# Can you help identify this bike?



## Pirate.Jim (Dec 7, 2009)

Recently purchased this bike when I bought a group of bikes from somebody that was planning on restoring them but due to a new romance, gave up the bikes. This one I haven't found a lot of information on so asking the experts. The headbadge says Airman Deluxe. Any help you can give me, I would appreciate it greatly.


----------



## DonChristie (Dec 8, 2009)

What are Schwinns for 100, Alex? 

The badge looks Schwinn-esque IMO. Shes a beauty! 26"?


----------



## 37fleetwood (Dec 8, 2009)

Airman was the Spiegel brand. they didn't build their own bikes, they bought from various manufacturers. I don't think they ever used Schwinn as Schwinn did 2 things. first they insisted the bikes were sold through qualified bicycle shops, Spiegel was a hardware store and wouldn't qualify. second they always put their name on the badge, this one doesn't have it. while not an expert on early bikes, I am going to hazard a guess that it looks similar to the early Elgins of it's age so figure out who Sears used at that time and you might have a clue. they usually went with Murray and Columbia.


----------



## RMS37 (Dec 8, 2009)

Pre-Balloon Motobikes are among the hardest to date and to attribute to a specific manufacturer.  37Fleetwood is correct about the badge tying the bike to Spiegel as the retail outlet for the bike.

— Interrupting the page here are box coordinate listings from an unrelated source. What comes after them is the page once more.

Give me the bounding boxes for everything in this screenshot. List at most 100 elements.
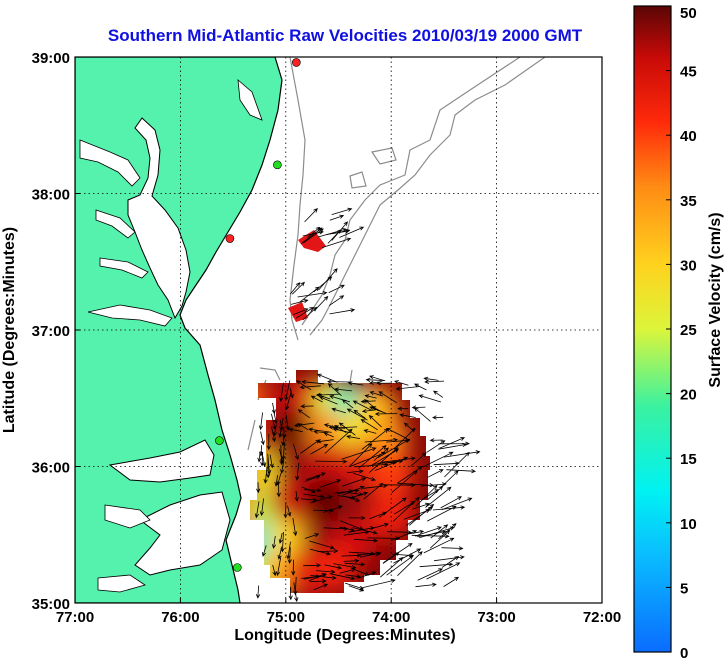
velocity-vector	[441, 546, 464, 551]
velocity-vector	[285, 390, 292, 411]
velocity-vector	[260, 431, 265, 446]
velocity-vector	[441, 497, 473, 511]
velocity-vector	[329, 573, 356, 581]
velocity-vector	[346, 408, 368, 421]
velocity-vector	[329, 308, 356, 315]
colorbar	[633, 5, 672, 653]
velocity-vector	[303, 493, 325, 499]
velocity-vector	[292, 308, 309, 316]
velocity-vector	[331, 207, 353, 215]
velocity-vector	[368, 414, 382, 428]
velocity-vector	[329, 214, 345, 221]
velocity-vector	[441, 555, 460, 568]
velocity-vector	[422, 451, 454, 468]
velocity-vector	[391, 553, 415, 558]
velocity-vector	[361, 408, 376, 414]
velocity-vector	[395, 386, 420, 391]
velocity-vector	[355, 569, 370, 576]
velocity-vector	[304, 475, 321, 482]
velocity-vector	[301, 379, 325, 385]
velocity-vector	[329, 394, 351, 403]
velocity-vector	[403, 422, 415, 432]
velocity-vector	[394, 380, 409, 386]
velocity-vector	[350, 451, 386, 467]
velocity-vector	[416, 530, 447, 538]
velocity-vector	[278, 532, 283, 544]
velocity-vector	[347, 469, 364, 474]
velocity-vector	[292, 281, 305, 295]
velocity-vector	[310, 575, 337, 580]
velocity-vector	[392, 496, 420, 522]
velocity-vector	[390, 530, 418, 541]
velocity-vector	[306, 472, 326, 480]
velocity-vector	[433, 390, 444, 398]
velocity-vector	[301, 497, 318, 502]
velocity-vector	[281, 442, 286, 461]
velocity-vector	[363, 483, 388, 489]
x-tick-label: 73:00	[477, 609, 515, 626]
velocity-vector	[295, 307, 315, 319]
velocity-vector	[358, 445, 387, 469]
velocity-vector	[424, 379, 445, 384]
velocity-vector	[380, 557, 404, 578]
velocity-vector	[266, 457, 271, 479]
velocity-vector	[323, 505, 343, 513]
velocity-vector	[280, 531, 285, 553]
colorbar-tick-label: 20	[680, 387, 697, 404]
velocity-vector	[443, 450, 481, 458]
x-tick-label: 77:00	[56, 609, 94, 626]
velocity-vector	[279, 382, 284, 403]
velocity-vector	[369, 447, 399, 473]
colorbar-tick-label: 50	[680, 5, 697, 22]
y-axis-label: Latitude (Degrees:Minutes)	[1, 227, 18, 433]
velocity-vector	[271, 426, 276, 443]
velocity-vector	[300, 227, 323, 245]
velocity-vector	[443, 576, 460, 587]
velocity-vector	[323, 526, 349, 531]
velocity-vector	[425, 486, 452, 508]
velocity-vector	[309, 540, 335, 550]
colorbar-label: Surface Velocity (cm/s)	[707, 212, 724, 387]
velocity-vector	[291, 299, 309, 305]
velocity-vector	[438, 442, 468, 450]
velocity-vector	[304, 208, 318, 223]
velocity-vector	[397, 551, 423, 576]
velocity-vector	[288, 427, 303, 433]
chart-title: Southern Mid-Atlantic Raw Velocities 201…	[108, 26, 583, 45]
y-tick-label: 37:00	[32, 323, 70, 340]
y-axis: 35:00 36:00 37:00 38:00 39:00	[32, 50, 80, 613]
velocity-vector	[313, 508, 334, 513]
y-tick-label: 38:00	[32, 187, 70, 204]
contour-slope	[309, 57, 546, 336]
velocity-vector	[414, 407, 431, 422]
velocity-vector	[360, 399, 376, 404]
velocity-vector	[429, 438, 443, 443]
velocity-vector	[374, 411, 398, 417]
velocity-vector	[314, 295, 329, 312]
velocity-vector	[418, 394, 442, 403]
velocity-vector	[423, 537, 455, 554]
velocity-vector	[334, 387, 352, 392]
velocity-vector	[296, 380, 312, 391]
velocity-vector	[378, 391, 398, 404]
velocity-vector	[258, 412, 264, 431]
velocity-vector	[266, 433, 271, 451]
velocity-vector	[343, 558, 360, 563]
velocity-vector	[338, 422, 356, 436]
velocity-vector	[411, 405, 426, 410]
velocity-vector	[300, 404, 314, 409]
x-axis: 77:00 76:00 75:00 74:00 73:00 72:00	[56, 598, 621, 626]
velocity-vector	[410, 452, 427, 467]
velocity-vector	[339, 226, 365, 238]
velocity-vector	[301, 486, 316, 493]
chesapeake-bay	[127, 117, 191, 320]
velocity-vector	[440, 496, 462, 509]
velocity-vector	[341, 553, 362, 558]
velocity-vector	[295, 462, 300, 481]
velocity-vector	[281, 434, 286, 447]
colorbar-tick-label: 35	[680, 193, 697, 210]
velocity-vector	[278, 417, 284, 438]
velocity-vector	[269, 454, 274, 469]
velocity-vector	[346, 434, 361, 439]
colorbar-tick-label: 45	[680, 64, 697, 81]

I?ll add that the Biplane decal on the tank has been found on bicycles manufactured by Shelby, The fork crown also looks like a Shelby crown. In addition Spiegel is known to have used Shelby and Monark as suppliers in the late 1930's. 

The Shelby Cycle Company was formed out of a series of events in the mid twenties and if your bike is a Shelby it likely dates from the late twenties through about 1934-35 at the latest.


----------



## Pirate.Jim (Dec 8, 2009)

*Thanks....*

Really appreciate the information.  Will have to try and figure out what I'm going to do with it.


----------



## schwinnderella (Dec 8, 2009)

first they insisted the bikes were sold through qualified bicycle shops said:
			
		

> I disagree,I do not believe Spiegel was a hardware store it was a store similar to wards or sears.Previous to sometime in the 50's Schwinns could be bought in hardware stores,lawnmower shops,and other businesses that were not bicycle shops.At this same time many schwinn built bikes did not have the schwinn name on the badge!


----------



## HIGGINSFOREVER (Dec 8, 2009)

Spiegel  also had a catalog like sears did.spring catalog 1939 shows bikes made by monark silver king and shelby,spiegel sold bikes were brand name airman.


----------